The new roster consists of Ulysses “AquA” Silva, Nicholas “Classic” DiCostanzo, Luis “Fire” Rivera and Matthew “Skrapz” Marshall. AquA played for the LA Guerillas last year, Classic for the Toronto Ultra and Skrapz for the London Royal Ravens. Fire is a bit of an unknown. He will be the second-youngest starting player in the CDL at 18 years old, just a month older than Neptune. There aren’t a ton of rookies breaking in this season given the smaller team sizes, so younger players like Fire and Neptune will get a lot of attention if teams need to make a change.
Another one of the disappointing teams last season, at least the Surge didn’t drop their entire roster due to issues moving to online play during the pandemic. That happened to Enthusiast Gaming’s OWL team, the Vancouver Titans. But that’s where the silver linings stop.

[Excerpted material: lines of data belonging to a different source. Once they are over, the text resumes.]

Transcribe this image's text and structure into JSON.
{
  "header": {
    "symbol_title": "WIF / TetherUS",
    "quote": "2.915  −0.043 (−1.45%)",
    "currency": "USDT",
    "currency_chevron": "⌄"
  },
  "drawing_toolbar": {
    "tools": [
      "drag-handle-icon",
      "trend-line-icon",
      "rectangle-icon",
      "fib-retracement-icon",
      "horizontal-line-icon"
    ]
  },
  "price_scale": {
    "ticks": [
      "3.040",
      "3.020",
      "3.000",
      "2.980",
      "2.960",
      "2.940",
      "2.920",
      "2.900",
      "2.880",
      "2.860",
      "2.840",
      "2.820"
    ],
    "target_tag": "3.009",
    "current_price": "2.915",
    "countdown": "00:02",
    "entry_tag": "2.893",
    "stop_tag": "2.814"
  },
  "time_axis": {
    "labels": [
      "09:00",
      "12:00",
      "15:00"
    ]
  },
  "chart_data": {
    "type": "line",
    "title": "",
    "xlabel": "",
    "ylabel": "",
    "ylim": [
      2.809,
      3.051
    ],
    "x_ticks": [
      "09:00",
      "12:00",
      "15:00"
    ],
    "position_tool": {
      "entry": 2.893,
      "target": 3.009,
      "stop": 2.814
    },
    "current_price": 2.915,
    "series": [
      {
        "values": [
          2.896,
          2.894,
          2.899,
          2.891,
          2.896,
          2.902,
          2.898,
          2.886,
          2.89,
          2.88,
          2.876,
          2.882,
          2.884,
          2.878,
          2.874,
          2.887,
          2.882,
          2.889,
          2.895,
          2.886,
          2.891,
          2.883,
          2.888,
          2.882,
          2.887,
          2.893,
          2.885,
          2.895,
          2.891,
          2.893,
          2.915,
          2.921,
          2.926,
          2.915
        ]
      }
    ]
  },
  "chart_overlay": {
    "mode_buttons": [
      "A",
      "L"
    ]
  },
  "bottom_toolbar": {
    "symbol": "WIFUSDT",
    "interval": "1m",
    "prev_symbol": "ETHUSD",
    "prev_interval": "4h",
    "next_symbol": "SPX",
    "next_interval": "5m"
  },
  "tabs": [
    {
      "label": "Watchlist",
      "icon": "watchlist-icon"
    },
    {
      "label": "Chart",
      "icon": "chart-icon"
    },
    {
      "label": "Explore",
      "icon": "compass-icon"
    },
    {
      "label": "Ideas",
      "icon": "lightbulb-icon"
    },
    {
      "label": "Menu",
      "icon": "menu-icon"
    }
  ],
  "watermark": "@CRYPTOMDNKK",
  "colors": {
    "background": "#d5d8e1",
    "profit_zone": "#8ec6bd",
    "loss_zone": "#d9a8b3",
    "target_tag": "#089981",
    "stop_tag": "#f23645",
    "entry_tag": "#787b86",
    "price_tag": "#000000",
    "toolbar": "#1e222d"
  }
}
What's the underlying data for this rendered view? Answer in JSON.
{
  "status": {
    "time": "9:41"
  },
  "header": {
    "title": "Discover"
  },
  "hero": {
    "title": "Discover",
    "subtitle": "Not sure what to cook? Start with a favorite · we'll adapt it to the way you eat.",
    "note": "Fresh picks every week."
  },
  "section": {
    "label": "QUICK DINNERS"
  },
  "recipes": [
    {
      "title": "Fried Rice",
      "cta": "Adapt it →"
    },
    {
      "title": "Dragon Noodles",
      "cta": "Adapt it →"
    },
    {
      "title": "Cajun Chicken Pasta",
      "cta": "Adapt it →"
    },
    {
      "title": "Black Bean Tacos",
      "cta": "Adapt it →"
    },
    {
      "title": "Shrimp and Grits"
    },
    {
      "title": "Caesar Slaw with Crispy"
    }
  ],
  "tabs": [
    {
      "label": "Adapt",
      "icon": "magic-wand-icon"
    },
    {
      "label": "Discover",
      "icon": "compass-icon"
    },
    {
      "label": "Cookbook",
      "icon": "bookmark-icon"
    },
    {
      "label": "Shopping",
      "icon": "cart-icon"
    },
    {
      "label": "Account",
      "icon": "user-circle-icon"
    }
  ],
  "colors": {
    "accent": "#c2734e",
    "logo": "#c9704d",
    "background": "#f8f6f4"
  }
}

The team couldn’t beat anyone all year (besides the LA Guerrillas), and the ineptitude stretched so far that Damon “Karma” Barlow, often considered the best Call of Duty player of all time, shocked everyone by retiring midseason. This wasn’t a retirement like Jay “sinatraa” Won’s from the OWL to play VALORANT. Karma just didn’t want to play with the Surge anymore.
The team finished the season in 12th place and were swept in the first round of the playoffs. The only holdover from that team is Sam “Octane” Larew. In a year when the Surge couldn’t catch a break, Octane provided the lone bright spot.
In 2021 he will be joined by three new players: Peirce “Gunless” Hillman, Daniel “Loony” Loza and Prestinni. Loony and Gunless played (and won) together prior to the CDL with Rise Nation. Last year, Loony played for the Ultra while Gunless and Prestinni played for the Huntsmen.
I saved the best for last. OK, not the best, but definitely not the worst. In fact, the Ultra were about as middle-of-the-pack as a team could be, tying for sixth in the final standings. In the playoffs, they started off strong before dropping two straight series to finish in … sixth.
The Ultra were effectively the follow-up for Splyce, a longtime CWL mainstay that also is part of the OverActive Media umbrella. That experience in Call of Duty paid off as the Ultra had a strategy I think a lot of other organizations could have benefitted from; they signed 10 players prior to the 2020 season.
Throughout the year the team tinkered with the roster, subbing players in and out. At the end of the year, they dropped six and kept four. Tobias “CleanX” Juul Johnson, Anthony “Methodz” Zinni, Cameron “Cammy” McKilligan and Ben “Bance” Bance are the Ultra’s starting lineup heading into 2021. By having a group of 10 to choose from, the Ultra can be confident that this is the lineup they liked the most from a chemistry and team composition perspective heading into 2021.